If California had a state fragrance, my vote would go to Cleveland sage leaves. My second choice would be hummingbird sage leaves (see last month's column), and my next choice would be white sage leaves. Each one of these is distinctive and evokes a different mood, color, and sense of place. But all of them are salvias.
Betsy Clebsch, the author of two books on salvias from around the world, talked about salvias and led a tour of her garden this spring. All of the following evergreen shrubby sages grow best in full sun with good drainage, no fertilizer, and no summer water once established. You can't go wrong with any of the numerous cleveland sage cultivars, Betsy said. She likened their leaf fragrance to rose potpourri. The secrets to growing them are no extra water after the plant is established, perfect drainage, and cutting back a little each January. She singled out the cultivar Winnifred Gilman for its prolific flowers. It forms a 3 foot airy shrub with ashy green leaves. In early summer, its 1 foot ruby-red flowering stems are covered with whorls of violet-blue flowers.
Cleveland sages grow fast and are often planted as fillers, meant to be removed after slower-growing plants fill in. But the scent is so beguiling that gardeners find a way to keep them, or find a different spot to plant a new one.
If you like to spend time in your garden at night, a dramatic plant in moonlight is white sage, with its gray-white leaves and pink-stemmed inflorescences. The shrub is 4 feet tall and wide, with flowering stems in the spring that can tower up to 9 feet high. Prune the stems after flowering. The pungently scented leaves were used in native american ceremonies. Its native habitat is dry, rocky slopes, and because it can get dense, it benefits from good air circulation. Its leaves are larger than many other sages, lending a coarser texture.

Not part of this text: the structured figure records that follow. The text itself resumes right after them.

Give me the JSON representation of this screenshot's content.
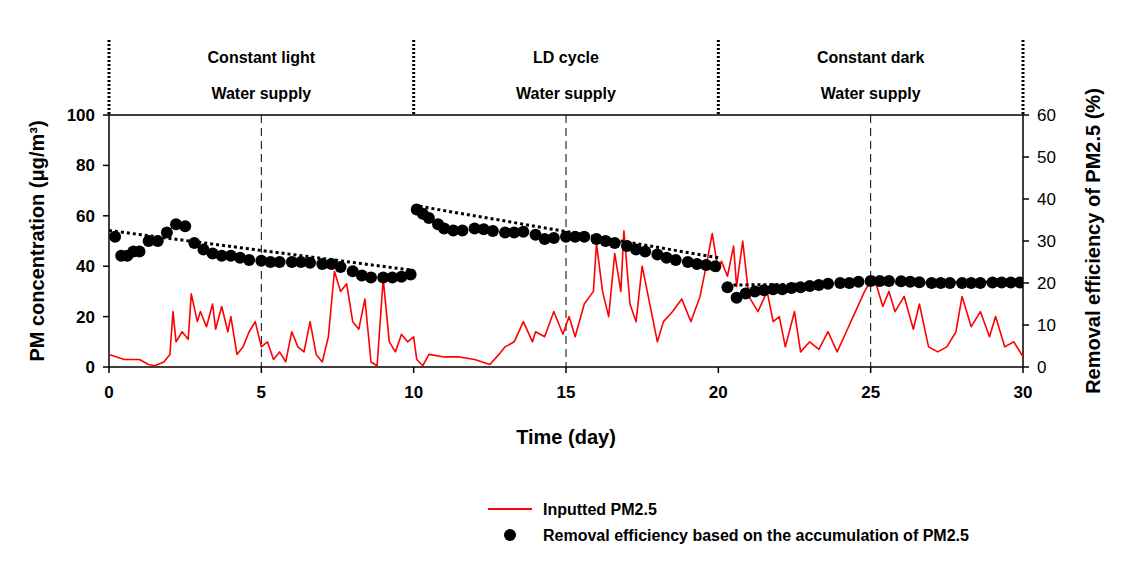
{
  "chart_data": {
    "type": "line",
    "xlabel": "Time (day)",
    "ylabel": "PM concentration (μg/m³)",
    "y2label": "Removal efficiency of PM2.5 (%)",
    "xlim": [
      0,
      30
    ],
    "xticks": [
      0,
      5,
      10,
      15,
      20,
      25,
      30
    ],
    "ylim": [
      0,
      100
    ],
    "yticks": [
      0,
      20,
      40,
      60,
      80,
      100
    ],
    "y2lim": [
      0,
      60
    ],
    "y2ticks": [
      0,
      10,
      20,
      30,
      40,
      50,
      60
    ],
    "legend": "bottom",
    "grid": false,
    "sections": [
      {
        "start": 0,
        "end": 10,
        "label": "Constant light",
        "sublabel": "Water supply"
      },
      {
        "start": 10,
        "end": 20,
        "label": "LD cycle",
        "sublabel": "Water supply"
      },
      {
        "start": 20,
        "end": 30,
        "label": "Constant dark",
        "sublabel": "Water supply"
      }
    ],
    "vlines": [
      5,
      15,
      25
    ],
    "series": [
      {
        "name": "Inputted PM2.5",
        "type": "line",
        "color": "#ff0000",
        "line_style": "solid",
        "x": [
          0,
          0.5,
          1,
          1.3,
          1.5,
          1.8,
          2,
          2.1,
          2.2,
          2.4,
          2.6,
          2.7,
          2.9,
          3,
          3.2,
          3.4,
          3.5,
          3.7,
          3.9,
          4,
          4.2,
          4.4,
          4.6,
          4.8,
          5,
          5.2,
          5.4,
          5.6,
          5.8,
          6,
          6.2,
          6.4,
          6.6,
          6.8,
          7,
          7.2,
          7.4,
          7.6,
          7.8,
          8,
          8.2,
          8.4,
          8.6,
          8.8,
          9,
          9.2,
          9.4,
          9.6,
          9.8,
          10,
          10.1,
          10.3,
          10.5,
          11,
          11.5,
          12,
          12.5,
          12.8,
          13,
          13.3,
          13.6,
          13.9,
          14,
          14.3,
          14.6,
          14.9,
          15.1,
          15.3,
          15.6,
          15.9,
          16,
          16.2,
          16.4,
          16.6,
          16.8,
          16.9,
          17.1,
          17.3,
          17.5,
          17.8,
          18,
          18.2,
          18.5,
          18.8,
          19.1,
          19.4,
          19.6,
          19.8,
          20,
          20.1,
          20.3,
          20.5,
          20.6,
          20.8,
          21,
          21.3,
          21.6,
          21.8,
          22,
          22.2,
          22.5,
          22.7,
          23,
          23.3,
          23.6,
          23.9,
          24.2,
          24.5,
          24.8,
          25.1,
          25.4,
          25.6,
          25.8,
          26.1,
          26.4,
          26.6,
          26.9,
          27.2,
          27.5,
          27.8,
          28,
          28.3,
          28.6,
          28.9,
          29.1,
          29.4,
          29.7,
          30
        ],
        "values": [
          5,
          3,
          3,
          1,
          0.5,
          2,
          5,
          22,
          10,
          14,
          11,
          29,
          18,
          22,
          16,
          25,
          15,
          24,
          14,
          20,
          5,
          8,
          14,
          18,
          8,
          10,
          3,
          6,
          2,
          14,
          8,
          6,
          18,
          5,
          2,
          12,
          38,
          30,
          33,
          18,
          15,
          27,
          2,
          0.5,
          35,
          10,
          6,
          13,
          10,
          12,
          3,
          0.5,
          5,
          4,
          4,
          3,
          1,
          5,
          8,
          10,
          18,
          10,
          14,
          12,
          22,
          13,
          20,
          12,
          25,
          30,
          49,
          30,
          20,
          45,
          30,
          54,
          25,
          18,
          40,
          22,
          10,
          18,
          22,
          27,
          18,
          28,
          40,
          53,
          38,
          42,
          36,
          48,
          32,
          50,
          28,
          22,
          30,
          18,
          20,
          8,
          22,
          6,
          10,
          7,
          14,
          6,
          14,
          22,
          30,
          36,
          24,
          30,
          22,
          28,
          15,
          25,
          8,
          6,
          8,
          14,
          28,
          16,
          22,
          12,
          20,
          8,
          10,
          4
        ]
      },
      {
        "name": "Removal efficiency based on the accumulation of PM2.5",
        "type": "scatter",
        "color": "#000000",
        "marker": "circle",
        "axis": "y2",
        "x": [
          0.2,
          0.4,
          0.6,
          0.8,
          1,
          1.3,
          1.6,
          1.9,
          2.2,
          2.5,
          2.8,
          3.1,
          3.4,
          3.7,
          4,
          4.3,
          4.6,
          5,
          5.3,
          5.6,
          6,
          6.3,
          6.6,
          7,
          7.3,
          7.6,
          8,
          8.3,
          8.6,
          9,
          9.3,
          9.6,
          9.9,
          10.1,
          10.3,
          10.5,
          10.8,
          11,
          11.3,
          11.6,
          12,
          12.3,
          12.6,
          13,
          13.3,
          13.6,
          14,
          14.3,
          14.6,
          15,
          15.3,
          15.6,
          16,
          16.3,
          16.6,
          17,
          17.3,
          17.6,
          18,
          18.3,
          18.6,
          19,
          19.3,
          19.6,
          19.9,
          20.3,
          20.6,
          20.9,
          21.2,
          21.5,
          21.8,
          22.1,
          22.4,
          22.7,
          23,
          23.3,
          23.6,
          24,
          24.3,
          24.6,
          25,
          25.3,
          25.6,
          26,
          26.3,
          26.6,
          27,
          27.3,
          27.6,
          28,
          28.3,
          28.6,
          29,
          29.3,
          29.6,
          29.9
        ],
        "values": [
          31,
          26.5,
          26.5,
          27.5,
          27.5,
          30,
          30,
          32,
          34,
          33.5,
          29.5,
          28,
          27,
          26.5,
          26.5,
          26,
          25.5,
          25.3,
          25,
          25,
          25,
          25,
          24.8,
          24.5,
          24.5,
          23.8,
          22.8,
          21.8,
          21.3,
          21.3,
          21.3,
          21.5,
          22,
          37.5,
          36.5,
          35.5,
          34,
          33,
          32.5,
          32.5,
          33,
          32.8,
          32.4,
          32,
          32,
          32.2,
          31.5,
          30.5,
          30.7,
          31,
          31,
          31,
          30.5,
          30,
          29.5,
          28.8,
          28,
          27.5,
          26.8,
          26,
          25.5,
          25,
          24.5,
          24.3,
          24,
          19,
          16.5,
          17.5,
          18,
          18.3,
          18.5,
          18.5,
          18.8,
          19,
          19.3,
          19.5,
          19.8,
          20,
          20,
          20.3,
          20.5,
          20.5,
          20.5,
          20.4,
          20.3,
          20.2,
          20,
          20,
          20,
          20,
          20,
          20,
          20.1,
          20.1,
          20.1,
          20.1
        ]
      },
      {
        "type": "line",
        "color": "#000000",
        "line_style": "dotted",
        "axis": "y2",
        "x": [
          0,
          10
        ],
        "values": [
          32.5,
          23
        ]
      },
      {
        "type": "line",
        "color": "#000000",
        "line_style": "dotted",
        "axis": "y2",
        "x": [
          10,
          20
        ],
        "values": [
          38.5,
          26
        ]
      },
      {
        "type": "line",
        "color": "#000000",
        "line_style": "dotted",
        "axis": "y2",
        "x": [
          20.3,
          29.9
        ],
        "values": [
          19.5,
          20.3
        ]
      }
    ]
  }
}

Black sage, despite its name, has small shiny mid-green leaves. It forms mounds 3 to 5 feet high and almost as wide. Several lower-growing cultivars are more commonly used in landscapes, particularly the 2 foot high Terra Seca, which can spread 6 feet wide. Betsy called it a substantial, tough, and easy to grow and contain plant. Its spring flowers are tiny and white. Keep it low by pruning any upright growth as it appears.
Purple sage is named for its pinkish purple flowers. In the spring new leaves emerge light green, turning to gray-white as the days warm up. It forms a soft mound 3 to 5 feet tall and wide, with flowering stalks adding another 6 inches or so in spring. Like cleveland sage, it appreciates a light trim in January. Betsy has found the purple sages to be long-lived in her garden.
All of these sages can hybridize freely with each other and, in some cases, with some of the annual sages. If you have more than one type of salvia in your garden, keep an eye out for any hybrids that may appear – and new fragrances.